Há muitos elementos que merecem ser pesquisados e compreendidos. Por exemplo: sabemos que Alagoas tinha papel estratégico e geográfico por ter um governador na época mais alinhado ao regime enquanto estados vizinhos como Pernambuco e Sergipe estavam mais próximos da linha de João Goulart. Porém, pouco sabemos do preço disso. E o preço é dinheiro mesmo, porque o almoço não era grátis. O Nordeste era estratégico para o controle do regime que começava, e todo aliado tinha sua importância.
O que o motivou a escrever este livro sobre a ditadura em Alagoas e quais aspectos o senhor considerou mais importantes registrar para a memória histórica?
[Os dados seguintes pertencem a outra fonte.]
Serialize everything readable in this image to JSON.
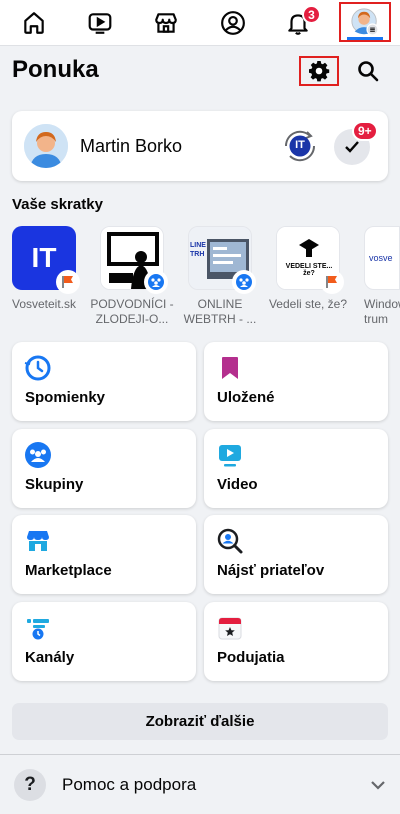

A ditadura possui elementos que fascinam os pesquisadores. No meu caso, fui percebendo que, apesar do país estar mobilizado para devassar o seu passado, Alagoas ainda engatinha em vários detalhes e, no caso de outros, a bibliografia é farta, como a atuação da esquerda, depoimentos de sindicalistas etc. Mas o núcleo duro do poder é o que me interessou porque as escolhas dele interferiram para sempre no cotidiano local.
Quais foram as principais fontes utilizadas na construção do livro? Houve dificuldades em acessar documentos ou relatos de pessoas que viveram aquele período?
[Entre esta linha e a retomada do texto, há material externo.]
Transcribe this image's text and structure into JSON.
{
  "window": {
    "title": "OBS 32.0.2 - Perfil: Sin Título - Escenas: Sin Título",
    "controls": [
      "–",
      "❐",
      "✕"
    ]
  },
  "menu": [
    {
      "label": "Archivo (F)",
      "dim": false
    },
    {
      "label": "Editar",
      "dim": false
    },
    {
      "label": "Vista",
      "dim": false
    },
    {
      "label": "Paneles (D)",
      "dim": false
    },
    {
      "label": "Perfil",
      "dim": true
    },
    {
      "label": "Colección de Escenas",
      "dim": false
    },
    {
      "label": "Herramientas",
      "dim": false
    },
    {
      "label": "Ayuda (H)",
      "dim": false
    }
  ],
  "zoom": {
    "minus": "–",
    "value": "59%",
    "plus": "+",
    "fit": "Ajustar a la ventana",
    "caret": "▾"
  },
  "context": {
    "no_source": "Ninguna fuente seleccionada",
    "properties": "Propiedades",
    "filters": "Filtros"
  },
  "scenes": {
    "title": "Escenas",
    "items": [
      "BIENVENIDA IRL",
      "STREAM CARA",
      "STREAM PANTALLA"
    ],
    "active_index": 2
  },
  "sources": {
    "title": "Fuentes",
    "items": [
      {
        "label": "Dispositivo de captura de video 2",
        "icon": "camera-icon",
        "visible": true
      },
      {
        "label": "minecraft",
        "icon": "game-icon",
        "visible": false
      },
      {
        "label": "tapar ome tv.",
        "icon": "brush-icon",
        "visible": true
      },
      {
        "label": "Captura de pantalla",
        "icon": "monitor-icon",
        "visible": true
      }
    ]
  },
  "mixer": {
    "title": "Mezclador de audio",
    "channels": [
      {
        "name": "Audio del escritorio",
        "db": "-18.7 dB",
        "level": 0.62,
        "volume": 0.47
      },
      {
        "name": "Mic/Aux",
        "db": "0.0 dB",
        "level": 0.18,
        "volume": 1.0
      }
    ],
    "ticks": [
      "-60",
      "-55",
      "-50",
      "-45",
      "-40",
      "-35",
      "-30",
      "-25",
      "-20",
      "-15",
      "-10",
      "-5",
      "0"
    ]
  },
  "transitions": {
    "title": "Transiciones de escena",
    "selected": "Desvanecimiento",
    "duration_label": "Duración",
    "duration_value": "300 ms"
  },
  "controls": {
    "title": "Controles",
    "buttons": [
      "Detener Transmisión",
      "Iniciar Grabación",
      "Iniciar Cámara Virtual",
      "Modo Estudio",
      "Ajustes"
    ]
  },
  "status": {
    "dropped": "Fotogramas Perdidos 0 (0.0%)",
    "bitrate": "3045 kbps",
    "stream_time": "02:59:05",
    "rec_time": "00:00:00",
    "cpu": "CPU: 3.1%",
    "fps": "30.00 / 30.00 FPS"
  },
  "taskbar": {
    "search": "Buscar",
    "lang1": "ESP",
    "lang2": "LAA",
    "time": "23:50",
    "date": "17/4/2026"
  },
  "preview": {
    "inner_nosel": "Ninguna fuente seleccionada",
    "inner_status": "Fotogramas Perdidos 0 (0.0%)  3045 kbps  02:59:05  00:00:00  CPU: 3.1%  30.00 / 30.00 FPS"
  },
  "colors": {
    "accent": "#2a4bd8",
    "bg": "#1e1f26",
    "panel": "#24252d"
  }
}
Há, sim, particularidades regionais. Quando estava entre nós, o professor Ib Gatto me passou uma informação valiosa sobre ele próprio: quando estourou a golpe, que ele chamava de revolução, Ib ganhou um passeio de limusine pelas ruas de Washington, ao lado do Lincoln Gordon, embaixador norte-americano, representante no Brasil dos interesses da Casa Branca. Ou seja: isso mostra que Ib Gatto não era um personagem qualquer. E a própria história dele e suas ideias comprovam isso. É disso que falamos: as pesquisas sobre a ditadura em Alagoas são como uma fonte inesgotável de petróleo, preparada para ser descoberta e aproveitada.
Você poderia comentar sobre as formas de resistência e repressão política em Alagoas durante o regime militar? Houve particularidades regionais que chamaram sua atenção?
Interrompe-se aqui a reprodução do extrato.